Über die einzelnen Charaktere möchte ich nicht allzu viel verraten, da gerade die Erkundung ihrer Persönlichkeiten einen Großteil meines Leseerlebnisses ausgemacht haben. Als Leser folgt man drei Frauen, die unterschiedlicher kaum sein könnten. Drei Frauen, in drei unterschiedlichen Stadien des Lebens. Selten bin ich auf so vielschichtige Figuren getroffen, die sich mir trotz aller Nähe so oft auch wieder entzogen haben und schwer zu fassen waren. Ihre Charakterzüge sind geprägt von ihren Erlebnissen in dieser harschen, hasserfüllten und gebeutelten Gesellschaft und auch ihre Erziehung spielt eine große Rolle. Gesellschaftliche Konflikte, der Aufbau immer neuer Strukturen durch die diversen katastrophalen Naturereignisse und der Umgang mit dem Anderssein einzelner Bevölkerungsgruppen stehen oft im Mittelpunkt der Charakterentwicklung. Besonders das Thema des Wertes eines Menschen wird oft hervorgehoben, da die sansische Gesellschaft die Meinung vertritt, dass eine Auslese aufgrund des möglichen Nutzens für das Vorankommen der Menschheit gerechtfertigt ist.
Die Geschichte.
„Sagt ihnen, sie müssen sich den Respekt verdienen, den alle anderen von allein erhalten.

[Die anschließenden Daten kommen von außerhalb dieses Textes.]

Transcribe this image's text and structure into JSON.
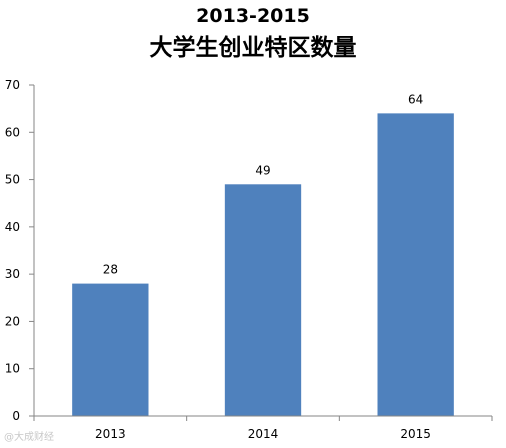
{
  "chart_data": {
    "type": "bar",
    "title": "2013-2015",
    "subtitle": "大学生创业特区数量",
    "categories": [
      "2013",
      "2014",
      "2015"
    ],
    "values": [
      28,
      49,
      64
    ],
    "data_labels": [
      "28",
      "49",
      "64"
    ],
    "ylim": [
      0,
      70
    ],
    "yticks": [
      0,
      10,
      20,
      30,
      40,
      50,
      60,
      70
    ],
    "xlabel": "",
    "ylabel": "",
    "grid": false,
    "legend": false,
    "bar_color": "#4f81bd",
    "axis_color": "#868686"
  },
  "watermark": {
    "text": "@大成财经"
  }
}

[…] Dann werden sie sich bei dem Versuch, etwas zu erreichen, was sie niemals erlangen können, selbst zerstören.“
Ich habe selten mit einer Geschichte so gekämpft, mit mir selbst beim Lesen einen Kampf ausgetragen. Man wird als Leser in eine Welt hineingeschleudert, für die das Wort unwirtlich eine sehr höfliche Umschreibung ist. Ich musste mich zurechtfinden, mir alles genau anschauen, meine ganze Aufmerksamkeit in eine Umgebung stecken, in der ich nicht sein wollen würde. Es gab keinen Moment des Aufatmens, des Wohlfühlens.
Der Weltenbau in „Zerrissene Erde“ ist komplex, ausgeklügelt und innovativ, aber erfordert sehr viel Zuwendung. Der Jahrtausende umspannende geschichtliche Hintergrund und das Magiesystem sind Herausforderungen, die gemeistert werden wollen, und bei dem die Autorin den Leser nicht an die Hand nimmt (Anmerkung: der Verlag aber schon, denn es gibt in der deutschen Übersetzung im Anhang ein paar Erklärungen).
Thematisch war dieses Buch für mich ein Schlag in den Magen. Ich musste Pausen beim Lesen einlegen, weil es mich so sehr mitgenommen hat, andererseits war da dieses Bedürfnis immer weiter zu lesen. Die Atmosphäre ist durchweg düster und bedrohlich und die expliziten Darstellungen von Gewalt und Missbrauch sind nicht für jeden Leser geeignet. Dennoch war dies nie Effekthascherei, sondern essentiell verbunden mit Weltenbau und Charakterentwicklung.
In der ganzen Zeit, in der ich Bücher aus dem phantastischen Bereich gelesen habe, ist mir selten ein solches Werk untergekommen. N.K. Jemisin dehnt die Genregrenzen nicht nur, sie schert sich einfach nicht drum. Daher kann „Zerrissene Erde“ nicht nur Liebhaber klassischer High Fantasy ansprechen, auch Leser anspruchsvoller Endzeitromane können hier auf ihre Kosten kommen.
Das Fazit.
„Zerrissene Erde“ ist der faszinierende Auftakt zu einem Fantasyepos, das seinesgleichen sucht. Schonungslos und wortgewaltig entführt N.K. Jemisin den Leser in eine enorm grausame, düstere und im wahrsten Sinne des Wortes zerrissene Welt, deren gesellschaftliche Strukturen trotz ihrer Fremdheit hochaktuell sind.
Fakten
(Werbung, unbezahlt)
Reihe: Die große Stille, Band 1 von 3
Originaltitel: The Fifth Season. The Broken Earth Trilogy.
Verlag: Knaur
Erscheinungsdatum: 01.08.2018
ISBN: 9783426521786
Preis: 14,99 €
Klappenbroschur, 496 Seiten
weitere Formate: eBook und Hörbuch
Genre: High Fantasy, Dystopie
Übersetzung: Susanne Gerold
Über die Autorin
N.K. Jemisin lebt in New York City. Sie studierte Psychologie und arbeitet heute unter anderem für die New York Times. Ihre Romane wurden mehrfach mit renommierten Preisen ausgezeichnet, wie dem Hugo Award.